You can use regular power outlets if you drive less than a couple of hundred kilometres a day. I charge mine on a 15 amp 240V plug and it charges from 30% to full in about 10 hours. I charge about weekly

[–] [email protected] 4 points 7 months ago (1 children)

Guess I'll just buy a cheap used one then

[–] [email protected] 0 points 7 months ago

This is what I've done on my last 2 cars. First was a Leaf that I leased dirt cheap. The second was a used Tesla at more than 1/2 off. I'm looking at a truck now and finding amazing deals on the '23 F150 lightnings. I'd prefer a Rivian and I'm not quite ready to let my Tesla go, but soooooon.

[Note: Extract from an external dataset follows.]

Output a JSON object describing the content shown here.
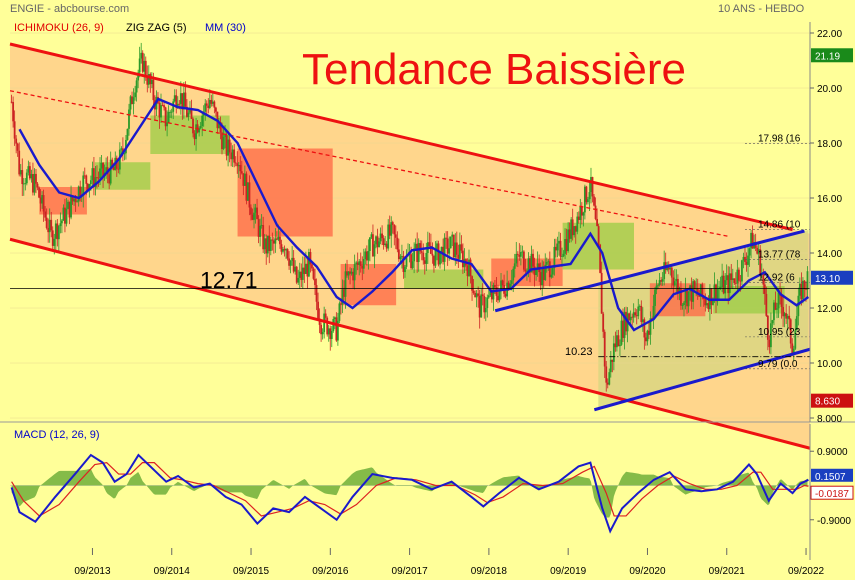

Someday, the deals will be harder to find, but for now take advantage!

[–] [email protected] 3 points 7 months ago (3 children)

Those are reasons people don't want to buy EVs, not reasons for companies to sabotage the change over.

[–] [email protected] 3 points 7 months ago

Companies give zero fucks about anything but money.

Completely retooling for EVs is expensive with a lot of risk. And they'll make less money afterwards...

[–] [email protected] 1 points 7 months ago (1 children)

People not wanting to buy them seems like an entirely normal reason to be lukewarm.about making and selling them.

[–] [email protected] 2 points 7 months ago* (last edited 7 months ago)

Not at 60,000 dollars they don't. But too bad, between the IRA and the Chinese EV tax the administration is making sure we aren't ever burdened with EVs cheap enough for mass adoption.

[–] taladar 2 points 7 months ago

There’s almost no resale value.

That is not an EV thing, that is a new, rapidly developing technology thing.